The sight was so pitiful, never in my life have I cried so hard, Ayo held onto the shawl for dear life, he was crying and muttering inaudible words to himself.

After crying for hours, I sat all through the night watching him, I automatically became his watch dog. I constantly doted on him, neve leaving him alone for a minute, even when he yelled at me for being too clingy, or when he complained that I was being too fussy then when he started ignoring me all together.

Yet I stayed,watched him, prayed for him, I let him mourn, I held him when he cried, held his hand when he couldn't sleep, or when he woke up from sleep screaming, I stayed awake so he could sleep. I did everything all because I was scared, scared that he would shut me out, I knew what I went through to be able to break through to him, I couldn't afford to lose him.

Ayo was sat on the edge of the arm rest, his head rested on his chin, his eyes trained on the glass window, the same window that's he been staring at for hours now. I heard the digital clock go off. 8pm. I knew this because it was a reminder for Amaya's bedtime.

Speaking of her, even our baby couldn't get her father to smile. Amaya always automatically made Ayo happy whenever he heard her voice but no matter what she did, Ayo couldn't bring himself to smile. She's currently in New York with my mom. But forget about Amaya for a minute, Ayo was the main focus.

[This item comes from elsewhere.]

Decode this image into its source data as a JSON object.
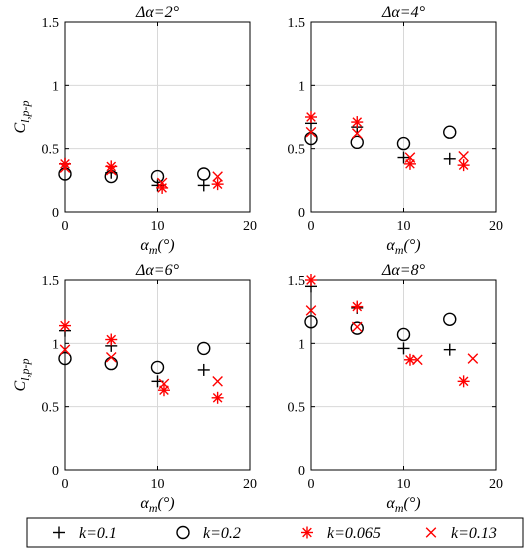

For the past two weeks, I've watched Ayo popped pills after pills, every hard drug available I watched my husband abuse. I watched him smoke and gotten so high off his head, I've poured him drinks, brought in bottles after bottles. In his defense he was trying to drown his sorrows, and I knew it was a bad idea but what could I do? I told myself as long as I was there, I wouldn't let him over dose, and even if he did I was on standby to get medical help.

My stomach rumbles and I tried to think of the last time I ate, I glance at the untouched breakfast on the table, one of the plenty meals that was forgotten just like I was.

At least he drank water, and other substance.

The other day I read all the article I could find online about grieving and Ayo symptoms matched. Many said not to worry too much, many said to give company, many said to talk about, and by God I've tried everything humanly possible but Ayo was unhinged.

I stifle a yawn before it came out and broke the quiet reverie. I stare at Ayo.

He wasn't the same man who couldn't stay a second away from me. He wasn't the same man that would complain if I wasn't bothering him, yes, Ayo loved it whenever I fussed over him and I did, in fact I did all the time, intentionally or not. He wasn't the same man who couldn't stand his daughter far away from him. This man before me was lost, lost in his head, lost in his mind, and I feared I was beginning to lose myself too.